Palazzo di Westminster, Londra, inverno 1484.

La minaccia di Enrico Tudor dalla Bretagna monopolizza l’interesse di tutta la corte. Lui è solo un ragazzo e qualsiasi re meno geloso di uno York avrebbe dato poco peso alla sua lontana pretesa al trono d’Inghilterra per via materna. Ma sul trono c’è un re del casato di York e Riccardo sa che Enrico Tudor sta programmando un’invasione, cercando in Bretagna l’appoggio del duca che lo aveva protetto tanto a lungo e contattando la Francia, la vecchia e inveterata nemica dell’Inghilterra, per ottenere il suo aiuto.

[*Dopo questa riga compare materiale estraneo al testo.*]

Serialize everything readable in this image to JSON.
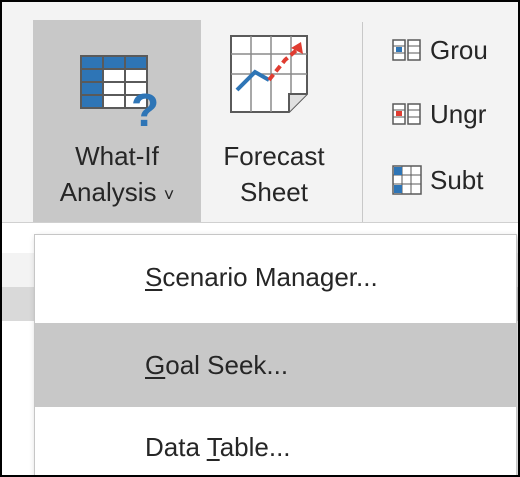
{
  "ribbon": {
    "whatif": {
      "line1": "What-If",
      "line2": "Analysis",
      "chevron": "⌄",
      "icon": "what-if-table-icon"
    },
    "forecast": {
      "line1": "Forecast",
      "line2": "Sheet",
      "icon": "forecast-chart-icon"
    },
    "outline": [
      {
        "label": "Grou",
        "icon": "group-icon"
      },
      {
        "label": "Ungr",
        "icon": "ungroup-icon"
      },
      {
        "label": "Subt",
        "icon": "subtotal-icon"
      }
    ]
  },
  "menu": {
    "items": [
      {
        "label": "Scenario Manager...",
        "hotkey": "S",
        "rest": "cenario Manager..."
      },
      {
        "label": "Goal Seek...",
        "hotkey": "G",
        "rest": "oal Seek...",
        "highlighted": true
      },
      {
        "label": "Data Table...",
        "prefix": "Data ",
        "hotkey": "T",
        "rest": "able..."
      }
    ]
  },
  "colors": {
    "ribbon_bg": "#f3f3f3",
    "selected_bg": "#c8c8c8",
    "icon_blue": "#2e75b6",
    "icon_red": "#e03c31",
    "text": "#262626"
  }
}
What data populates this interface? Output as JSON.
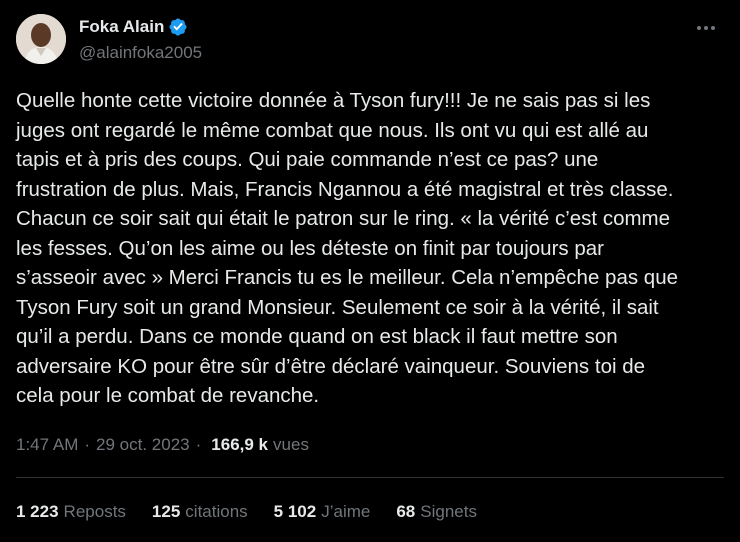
{
  "author": {
    "name": "Foka Alain",
    "handle": "@alainfoka2005",
    "verified_color": "#1d9bf0"
  },
  "tweet": {
    "text": "Quelle honte cette victoire donnée à Tyson fury!!! Je ne sais pas si les\njuges ont regardé le même combat que nous. Ils ont vu qui est allé au\ntapis et à pris des coups. Qui paie commande n’est ce pas? une\nfrustration de plus. Mais, Francis Ngannou a été magistral et très classe.\nChacun ce soir sait qui était le patron sur le ring. «  la vérité c’est comme\nles fesses. Qu’on les aime ou les déteste on finit par toujours par\ns’asseoir avec » Merci Francis tu es le meilleur. Cela n’empêche pas que\nTyson Fury soit un grand Monsieur. Seulement ce soir à la vérité, il sait\nqu’il a perdu. Dans ce monde quand on est black il faut mettre son\nadversaire KO pour être sûr d’être déclaré vainqueur.  Souviens toi de\ncela pour le combat de revanche."
  },
  "meta": {
    "time": "1:47 AM",
    "separator": "·",
    "date": "29 oct. 2023",
    "views_count": "166,9 k",
    "views_label": "vues"
  },
  "stats": {
    "reposts": {
      "count": "1 223",
      "label": "Reposts"
    },
    "quotes": {
      "count": "125",
      "label": "citations"
    },
    "likes": {
      "count": "5 102",
      "label": "J’aime"
    },
    "bookmarks": {
      "count": "68",
      "label": "Signets"
    }
  },
  "colors": {
    "background": "#000000",
    "text": "#e7e9ea",
    "secondary": "#71767b",
    "divider": "#2f3336"
  }
}
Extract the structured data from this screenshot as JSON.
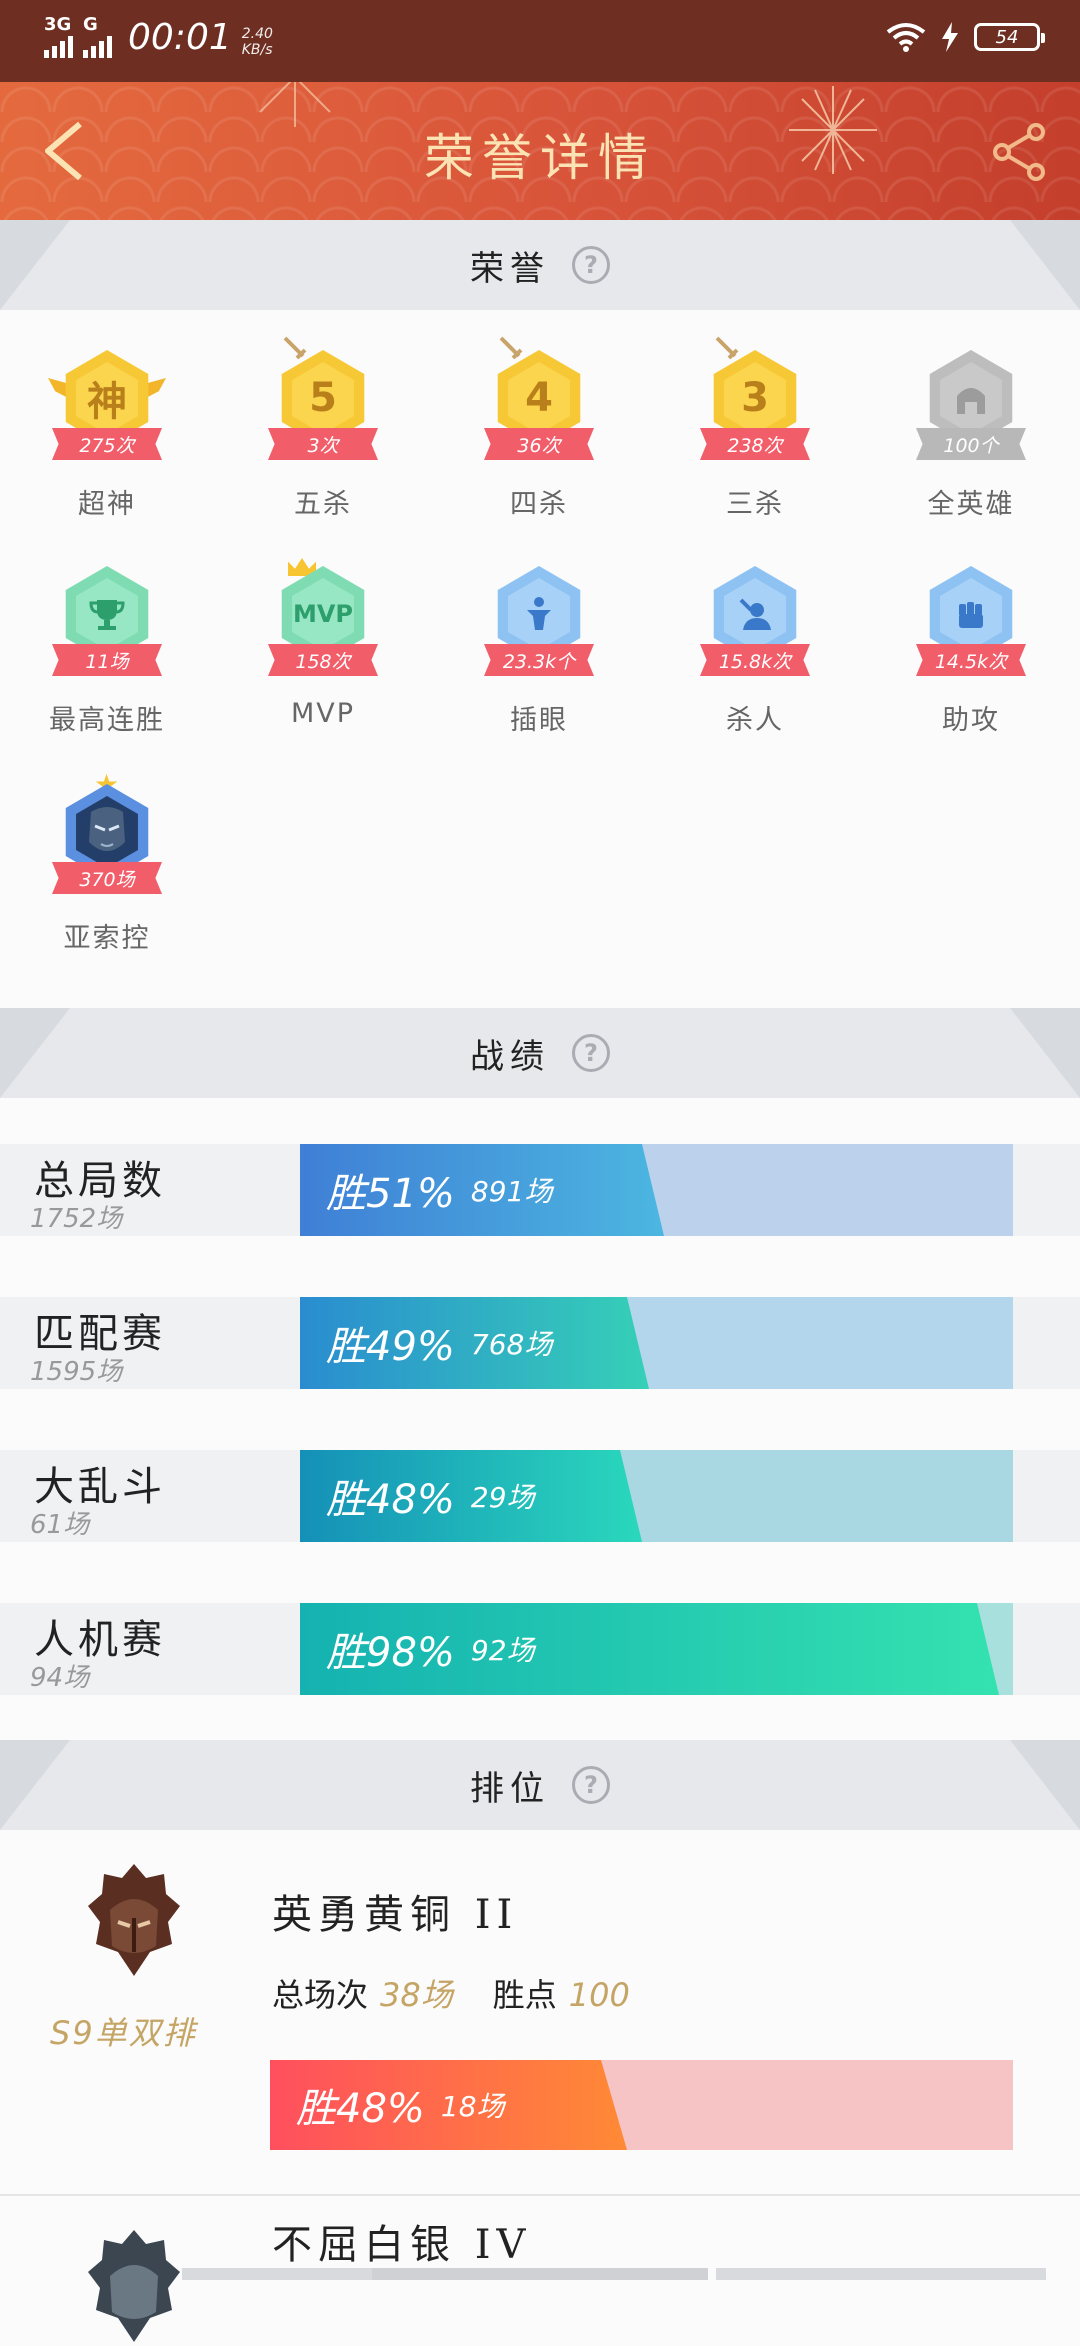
{
  "status_bar": {
    "network_1": "3G",
    "network_2": "G",
    "time": "00:01",
    "speed_value": "2.40",
    "speed_unit": "KB/s",
    "battery": "54"
  },
  "header": {
    "title": "荣誉详情",
    "colors": {
      "start": "#e46a3e",
      "end": "#c43f2c",
      "title": "#fbe3b4"
    }
  },
  "sections": {
    "honors": "荣誉",
    "records": "战绩",
    "ranking": "排位"
  },
  "honors": [
    {
      "icon": "神",
      "badge": "275次",
      "label": "超神",
      "style": "gold"
    },
    {
      "icon": "5",
      "badge": "3次",
      "label": "五杀",
      "style": "gold"
    },
    {
      "icon": "4",
      "badge": "36次",
      "label": "四杀",
      "style": "gold"
    },
    {
      "icon": "3",
      "badge": "238次",
      "label": "三杀",
      "style": "gold"
    },
    {
      "icon": "helmet",
      "badge": "100个",
      "label": "全英雄",
      "style": "gray"
    },
    {
      "icon": "trophy",
      "badge": "11场",
      "label": "最高连胜",
      "style": "green"
    },
    {
      "icon": "MVP",
      "badge": "158次",
      "label": "MVP",
      "style": "green"
    },
    {
      "icon": "ward",
      "badge": "23.3k个",
      "label": "插眼",
      "style": "blue"
    },
    {
      "icon": "kill",
      "badge": "15.8k次",
      "label": "杀人",
      "style": "blue"
    },
    {
      "icon": "fist",
      "badge": "14.5k次",
      "label": "助攻",
      "style": "blue"
    },
    {
      "icon": "hero-portrait",
      "badge": "370场",
      "label": "亚索控",
      "style": "hero"
    }
  ],
  "records": [
    {
      "name": "总局数",
      "count": "1752场",
      "rate_label": "胜51%",
      "games": "891场",
      "win_rate": 51,
      "track": "#bcd1ec",
      "from": "#3f7fd6",
      "to": "#4cb6e0"
    },
    {
      "name": "匹配赛",
      "count": "1595场",
      "rate_label": "胜49%",
      "games": "768场",
      "win_rate": 49,
      "track": "#b4d6ec",
      "from": "#2a8cd0",
      "to": "#36d0b7"
    },
    {
      "name": "大乱斗",
      "count": "61场",
      "rate_label": "胜48%",
      "games": "29场",
      "win_rate": 48,
      "track": "#a9d7e2",
      "from": "#1590b8",
      "to": "#2ad8bc"
    },
    {
      "name": "人机赛",
      "count": "94场",
      "rate_label": "胜98%",
      "games": "92场",
      "win_rate": 98,
      "track": "#a8e0de",
      "from": "#15b2b1",
      "to": "#34e2b0"
    }
  ],
  "ranks": [
    {
      "season": "S9单双排",
      "tier": "英勇黄铜 II",
      "total_label": "总场次",
      "total_value": "38场",
      "points_label": "胜点",
      "points_value": "100",
      "rate_label": "胜48%",
      "games": "18场",
      "win_rate": 48
    },
    {
      "tier": "不屈白银 IV"
    }
  ]
}
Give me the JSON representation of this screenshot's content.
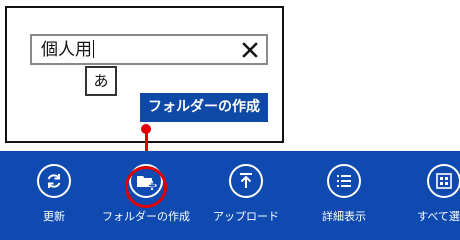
{
  "dialog": {
    "name_value": "個人用",
    "ime_indicator": "あ",
    "create_button_label": "フォルダーの作成"
  },
  "appbar": {
    "commands": [
      {
        "label": "更新",
        "icon": "refresh-icon"
      },
      {
        "label": "フォルダーの作成",
        "icon": "new-folder-icon"
      },
      {
        "label": "アップロード",
        "icon": "upload-icon"
      },
      {
        "label": "詳細表示",
        "icon": "details-list-icon"
      },
      {
        "label": "すべて選択",
        "icon": "select-all-icon"
      }
    ]
  },
  "colors": {
    "appbar_bg": "#0f4ab0",
    "button_bg": "#0f49a8",
    "highlight": "#e00000"
  }
}
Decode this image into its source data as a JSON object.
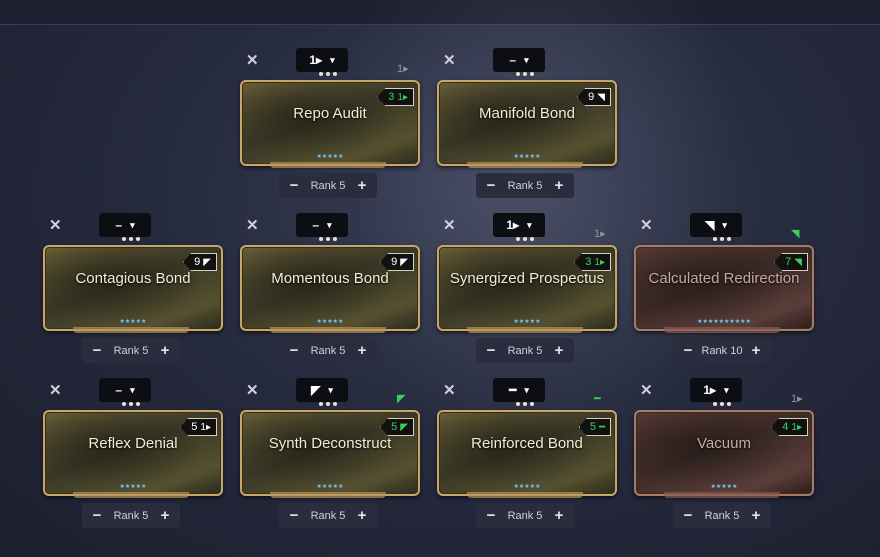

Sua madre, Margaret Beaufort, la mia amica di un tempo, rimugina nella casa di campagna, imprigionata dal marito secondo le direttive di Riccardo, e la sua futura sposa, Elisabetta di York, è quasi la prima dama della corte, balla ogni notte nel palazzo in cui aveva trascorso l’infanzia, i polsi scintillanti di braccialetti, i capelli sfavillanti sotto una retina d’oro. Ogni mattina, quando ci riuniamo nelle stanze che danno sul grigio fiume invernale, le arrivano doni. Ogni mattina bussano alla porta e un paggio porta qualcosa per la ragazza che tutti ora chiamano principessa Elisabetta, come se Riccardo non avesse approvato una legge che la dichiara illegittima e le impone di portare il cognome del primo marito della madre. Lei ridacchia nell’aprire il pacchetto e mi lancia un’occhiata colpevole. Quei regali non sono mai accompagnati da biglietti, ma tutte sappiamo chi le invia quei ninnoli preziosi. Ricordo ancora l’anno scorso, quando Riccardo dava a me un dono per ognuno dei dodici giorni delle festività natalizie. Me ne rammento, tuttavia, con indifferenza. Ora neppure i gioielli m’interessano.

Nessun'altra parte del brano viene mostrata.